7 luglio 1976, XIX edizione del Festival dei due Mondi, al Teatro Nuovo di Spoleto va in scena la prima mondiale dello spettacolo “La Gatta Cenerentola”, favola in musica in tre atti del maestro Roberto De Simone. Pubblico e stampa internazionale, teatro pieno in ogni ordine di poltrone, palchi e loggione, attenzione tesa, silenziosa, quasi con il fiato sospeso. Infine una esplosione di applausi e lanci di rose bianche - che coprirono il palcoscenico come un tappeto - verso gli attori.
Sono trascorsi 35 anni da quella sera che vide la nascita di un vero e proprio mito teatrale rappresentato ovunque: in Italia, in Europa fino ai palcoscenici di Broadway. Uno spettacolo dal linguaggio antico ma anche moderno e corrosivo – che fa corpo con la musica come un'unica partitura - dove la forte carica emozionale è solo la punta di un iceberg che sottende una ricerca profonda e pregna di significati colti e mitici. Uno spettacolo importante e da tenere a mente, per i coevi e per le generazioni future.
“Quando cominciai a pensare alla Gatta Cenerentola – disse il maestro De Simone sulla sua Opera - pensai spontaneamente ad un melodramma: un melodramma nuovo e antico nello stesso tempo come nuove e antiche sono le favole nel momento in cui si raccontano. Un melodramma come favola dove si canta per parlare e si parla per cantare o come favola di un melodramma dove tutti capiscono anche ciò che non si capisce solo a parole. E allora quali parole da rivestire di suoni o suoni da rivestire di parole magari senza parole?
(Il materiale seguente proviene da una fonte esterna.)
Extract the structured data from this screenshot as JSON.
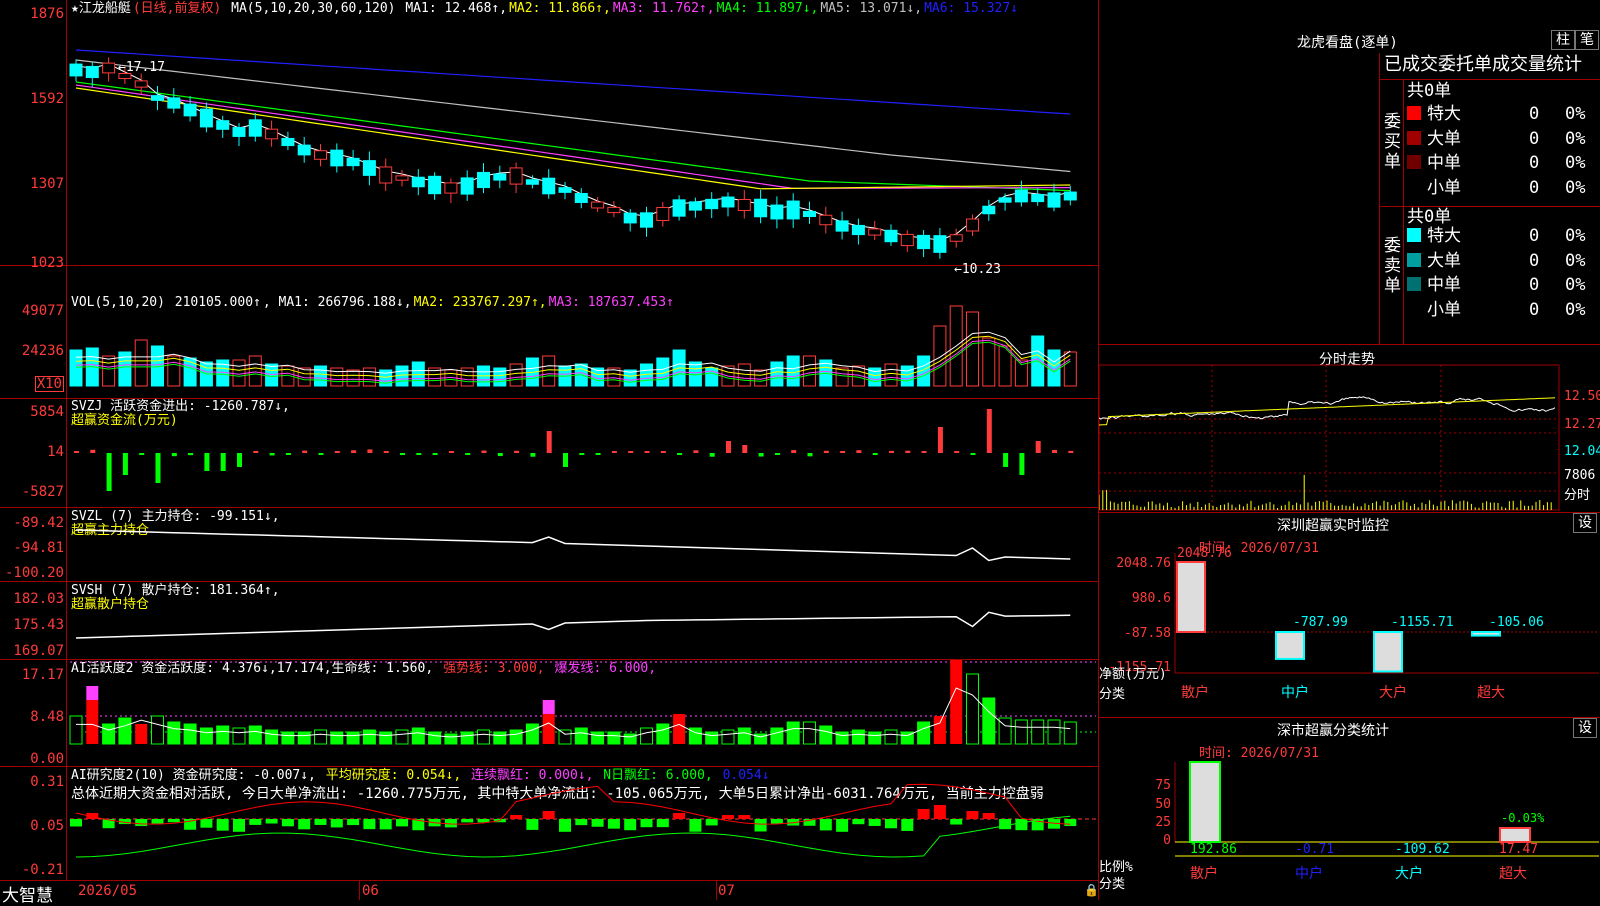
{
  "stock": {
    "name": "★江龙船艇",
    "mode": "(日线,前复权)",
    "ma_label": "MA(5,10,20,30,60,120)",
    "ma": [
      {
        "label": "MA1:",
        "value": "12.468↑",
        "color": "#ffffff"
      },
      {
        "label": "MA2:",
        "value": "11.866↑",
        "color": "#ffff00"
      },
      {
        "label": "MA3:",
        "value": "11.762↑",
        "color": "#ff40ff"
      },
      {
        "label": "MA4:",
        "value": "11.897↓",
        "color": "#00ff00"
      },
      {
        "label": "MA5:",
        "value": "13.071↓",
        "color": "#c0c0c0"
      },
      {
        "label": "MA6:",
        "value": "15.327↓",
        "color": "#2020ff"
      }
    ],
    "price_axis": [
      "1876",
      "1592",
      "1307",
      "1023"
    ],
    "high_mark": "17.17",
    "low_mark": "10.23"
  },
  "volume": {
    "label": "VOL(5,10,20)",
    "value": "210105.000↑",
    "ma": [
      {
        "label": "MA1:",
        "value": "266796.188↓",
        "color": "#ffffff"
      },
      {
        "label": "MA2:",
        "value": "233767.297↑",
        "color": "#ffff00"
      },
      {
        "label": "MA3:",
        "value": "187637.453↑",
        "color": "#ff40ff"
      }
    ],
    "axis": [
      "49077",
      "24236"
    ],
    "unit": "X10"
  },
  "svzj": {
    "label": "SVZJ  活跃资金进出: -1260.787↓,",
    "sub": "超赢资金流(万元)",
    "axis": [
      "5854",
      "14",
      "-5827"
    ]
  },
  "svzl": {
    "label": "SVZL (7) 主力持仓: -99.151↓,",
    "sub": "超赢主力持仓",
    "axis": [
      "-89.42",
      "-94.81",
      "-100.20"
    ]
  },
  "svsh": {
    "label": "SVSH (7) 散户持仓: 181.364↑,",
    "sub": "超赢散户持仓",
    "axis": [
      "182.03",
      "175.43",
      "169.07"
    ]
  },
  "ai_active": {
    "label": "AI活跃度2 资金活跃度: 4.376↓,17.174,生命线: 1.560,",
    "strong": "强势线: 3.000,",
    "burst": "爆发线: 6.000,",
    "axis": [
      "17.17",
      "8.48",
      "0.00"
    ]
  },
  "ai_research": {
    "label": "AI研究度2(10) 资金研究度: -0.007↓,",
    "avg": "平均研究度: 0.054↓,",
    "cont": "连续飘红: 0.000↓,",
    "nday": "N日飘红: 6.000,",
    "last": "0.054↓",
    "summary": "总体近期大资金相对活跃, 今日大单净流出: -1260.775万元, 其中特大单净流出: -105.065万元, 大单5日累计净出-6031.764万元, 当前主力控盘弱",
    "axis": [
      "0.31",
      "0.05",
      "-0.21"
    ]
  },
  "footer": {
    "brand": "大智慧",
    "dates": [
      "2026/05",
      "06",
      "07"
    ]
  },
  "dragon": {
    "title": "龙虎看盘(逐单)",
    "btn_zhu": "柱",
    "btn_bi": "笔",
    "heading": "已成交委托单成交量统计",
    "buy_side": "委买单",
    "sell_side": "委卖单",
    "buy_total": "共0单",
    "sell_total": "共0单",
    "buy_rows": [
      {
        "label": "特大",
        "count": "0",
        "pct": "0%",
        "color": "#ff0000"
      },
      {
        "label": "大单",
        "count": "0",
        "pct": "0%",
        "color": "#a00000"
      },
      {
        "label": "中单",
        "count": "0",
        "pct": "0%",
        "color": "#700000"
      },
      {
        "label": "小单",
        "count": "0",
        "pct": "0%",
        "color": "#000000"
      }
    ],
    "sell_rows": [
      {
        "label": "特大",
        "count": "0",
        "pct": "0%",
        "color": "#00ffff"
      },
      {
        "label": "大单",
        "count": "0",
        "pct": "0%",
        "color": "#00a0a0"
      },
      {
        "label": "中单",
        "count": "0",
        "pct": "0%",
        "color": "#007070"
      },
      {
        "label": "小单",
        "count": "0",
        "pct": "0%",
        "color": "#000000"
      }
    ]
  },
  "intraday": {
    "title": "分时走势",
    "prices": [
      "12.50",
      "12.27",
      "12.04"
    ],
    "vol": "7806",
    "label": "分时"
  },
  "sz_monitor": {
    "title": "深圳超赢实时监控",
    "btn": "设",
    "time": "时间: 2026/07/31",
    "axis": [
      "2048.76",
      "980.6",
      "-87.58",
      "-1155.71"
    ],
    "net_label": "净额(万元)",
    "cat_label": "分类",
    "bars": [
      {
        "cat": "散户",
        "value": "2048.76"
      },
      {
        "cat": "中户",
        "value": "-787.99"
      },
      {
        "cat": "大户",
        "value": "-1155.71"
      },
      {
        "cat": "超大",
        "value": "-105.06"
      }
    ]
  },
  "sz_class": {
    "title": "深市超赢分类统计",
    "btn": "设",
    "time": "时间: 2026/07/31",
    "axis": [
      "75",
      "50",
      "25",
      "0"
    ],
    "ratio_label": "比例%",
    "cat_label": "分类",
    "bars": [
      {
        "cat": "散户",
        "value": "192.86",
        "color": "#00ff00"
      },
      {
        "cat": "中户",
        "value": "-0.71",
        "color": "#2020ff"
      },
      {
        "cat": "大户",
        "value": "-109.62",
        "color": "#00ffff"
      },
      {
        "cat": "超大",
        "value": "17.47",
        "color": "#ff3b3b"
      }
    ],
    "chaoda_pct": "-0.03%"
  }
}
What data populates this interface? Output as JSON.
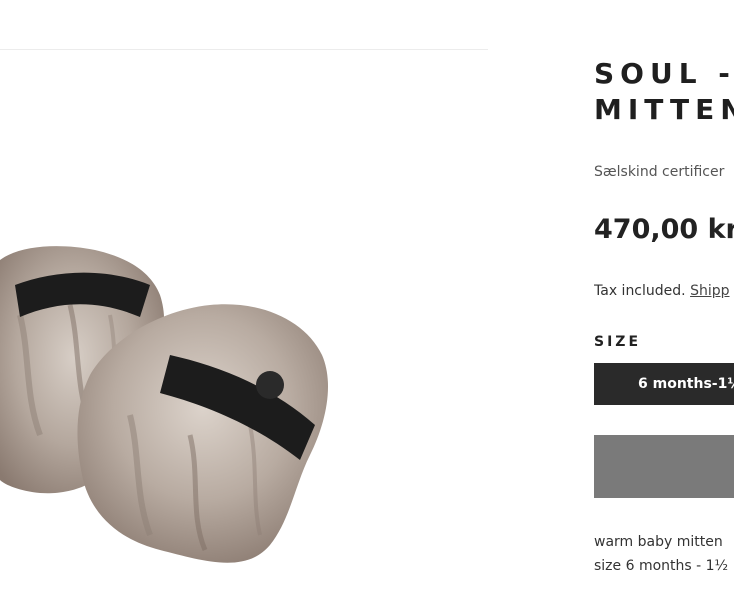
{
  "product": {
    "title_line1": "SOUL -",
    "title_line2": "MITTEN",
    "subtitle": "Sælskind certificer",
    "price": "470,00 kr",
    "tax_text": "Tax included.",
    "shipping_link": "Shipp",
    "size_label": "SIZE",
    "size_selected": "6 months-1½",
    "add_to_cart_label": "",
    "description_line1": "warm baby mitten",
    "description_line2": "size 6 months - 1½"
  },
  "image": {
    "icon": "product-photo-sealskin-mittens",
    "fur_color": "#b7aba3",
    "strap_color": "#1c1c1c"
  },
  "colors": {
    "selected_size_bg": "#2a2a2a",
    "button_bg": "#7a7a7a"
  }
}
Quelle di un modo di parlare diverso da quello usato per vendere carne in scatola e perciò quelle di un mondo diverso dove tutte le lingue sono una e le parole e le frasi sono le esperienze di una storia di paure, di amore e di odio, di violenze fatte e subite allo stesso modo da tutti. Quelle di un altro modo di parlare, non con la grammatica e il vocabolario, ma con gli oggetti del lavoro di tutti i giorni, con i gesti ripetuti dalle stesse persone per mille anni così come nascere, fare l'amore, morire, nel senso di una gioia, di una paura, di una maledizione, di una fatica o di un gioco come il sole e la luna fanno, hanno fatto e faranno".
“La Gatta Cenerentola” si ispira all'omonima fiaba contenuta nel seicentesco “Lo Cunto de Li Cunti” di Giambattista Basile, alle sue varianti tramandate oralmente nell'area Campana e non solo. Fondamentale è stato il profondo lavoro di ricerca musicale e antropologica che il maestro De Simone aveva operato nel corso degli anni '60 e '70, inerente tradizioni non scritte, ritualità e miti di un sud legato al culto della terra, del sole e della luna. Tale indagine si era concretata anche esplorando le campagne dell'entroterra campano raccogliendo testimonianze orali e musicali dalla diretta esperienza dei contadini che le popolavano. Tale esperienza, che fondeva espressioni culturali “alte” e “basse”, era confluita in studi su forme musicali fino ad allora sconosciute ai più, come le villanelle, le moresche, le tammurriate diffuse, dapprima, attraverso la coinvolgente espressività musicale della Nuova Compagnia di Canto Popolare di cui il maestro è stato ispiratore, ideatore e collaboratore. Così De Simone reinventò un nuovo genere che avrebbe avuto discendenze in tutta Italia.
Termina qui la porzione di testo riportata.